Sen bir yarayı bile kontrol etmeden tedavi edemezsin. Evrenin dengesizliğinde, toplumun moral çöküşlerinde, insanın manevi yaralarında yardım nerede? Peygamberler insanlığa ahlak, anlam, umut getirmiştir. Eğer gerçekten yaratan güç kenara çekilmiş olsaydı, neden insan tarihinde peygamberler, elçiler, moral kılavuzlar çıkıp duruyor? Bu belki de süregelen ilahi “müdahalenin” bir göstergesidir.

Madem sağlık ve bakımın sürekliliğini en iyi sen bilirsin, neden evrenin manevi bakımı da sürekli olmazsın? Peygamberler işte bu manevi bakım ekipleridir. Deist yaklaşım onları yok sayarak sanki insanlığı açık yaralarıyla baş başa bırakıyor. Bu, senin hemşirelik tecrübene de aykırı değil mi?

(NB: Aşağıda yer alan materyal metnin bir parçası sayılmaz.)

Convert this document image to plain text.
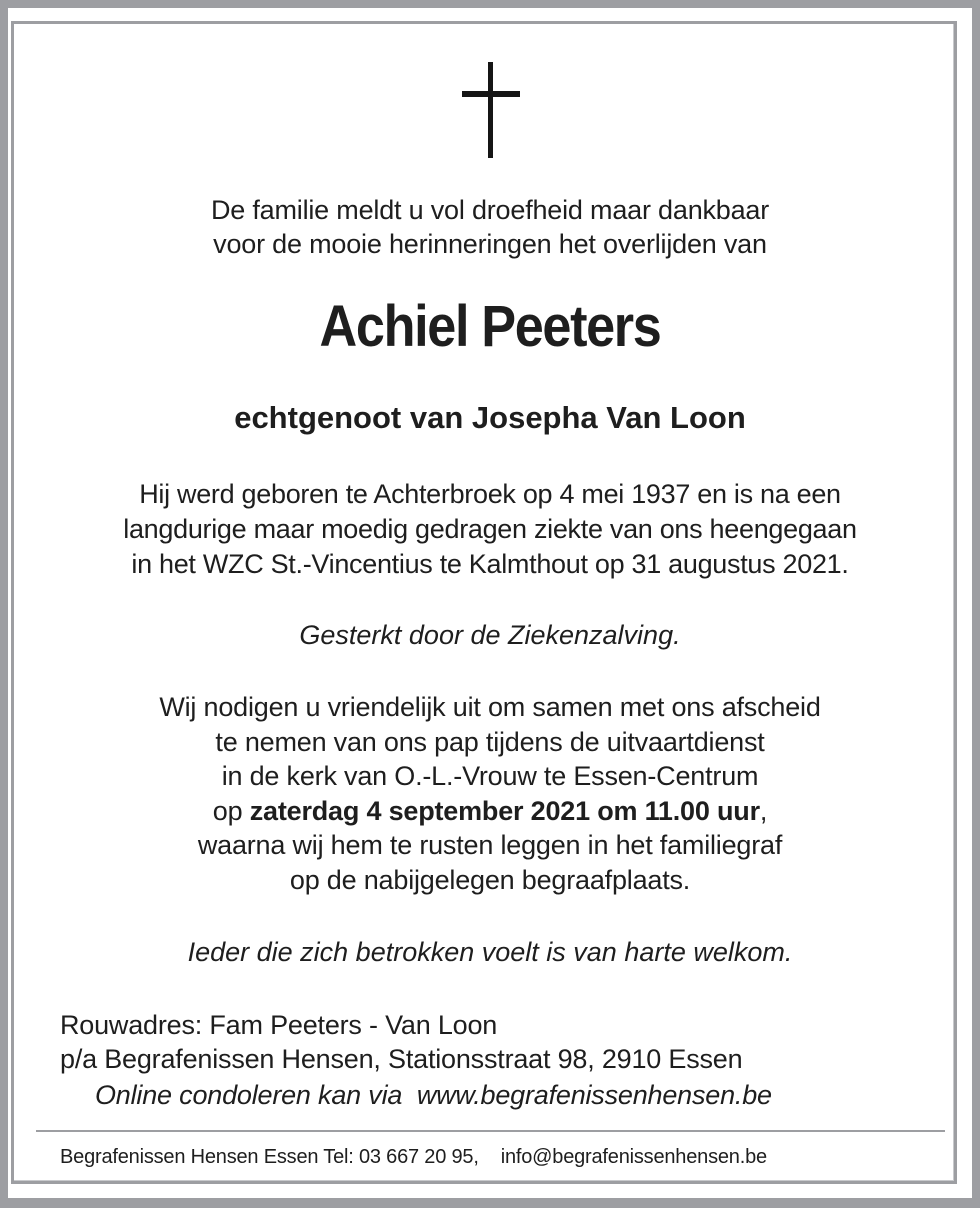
De familie meldt u vol droefheid maar dankbaar
voor de mooie herinneringen het overlijden van
Achiel Peeters
echtgenoot van Josepha Van Loon
Hij werd geboren te Achterbroek op 4 mei 1937 en is na een
langdurige maar moedig gedragen ziekte van ons heengegaan
in het WZC St.-Vincentius te Kalmthout op 31 augustus 2021.
Gesterkt door de Ziekenzalving.
Wij nodigen u vriendelijk uit om samen met ons afscheid
te nemen van ons pap tijdens de uitvaartdienst
in de kerk van O.-L.-Vrouw te Essen-Centrum
op zaterdag 4 september 2021 om 11.00 uur,
waarna wij hem te rusten leggen in het familiegraf
op de nabijgelegen begraafplaats.
Ieder die zich betrokken voelt is van harte welkom.
Rouwadres: Fam Peeters - Van Loon
p/a Begrafenissen Hensen, Stationsstraat 98, 2910 Essen
Online condoleren kan via www.begrafenissenhensen.be
Begrafenissen Hensen Essen Tel: 03 667 20 95, info@begrafenissenhensen.be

Yaraların pansumanı, hijyen, doğru bakım olmadan enfeksiyonlar yayılır, hastalık ilerler. Toplumun da manevi yaraları peygamberlerle sarılmış, her krizde tam vaktinde “bakım” yapılmıştır. Eğer ilgi sıfırsa, bu doğru zamanlı müdahaleleri nasıl açıklayacak, periyodik “bakım hizmetini” kim sağladı diye hiç düşünmeyecek misin?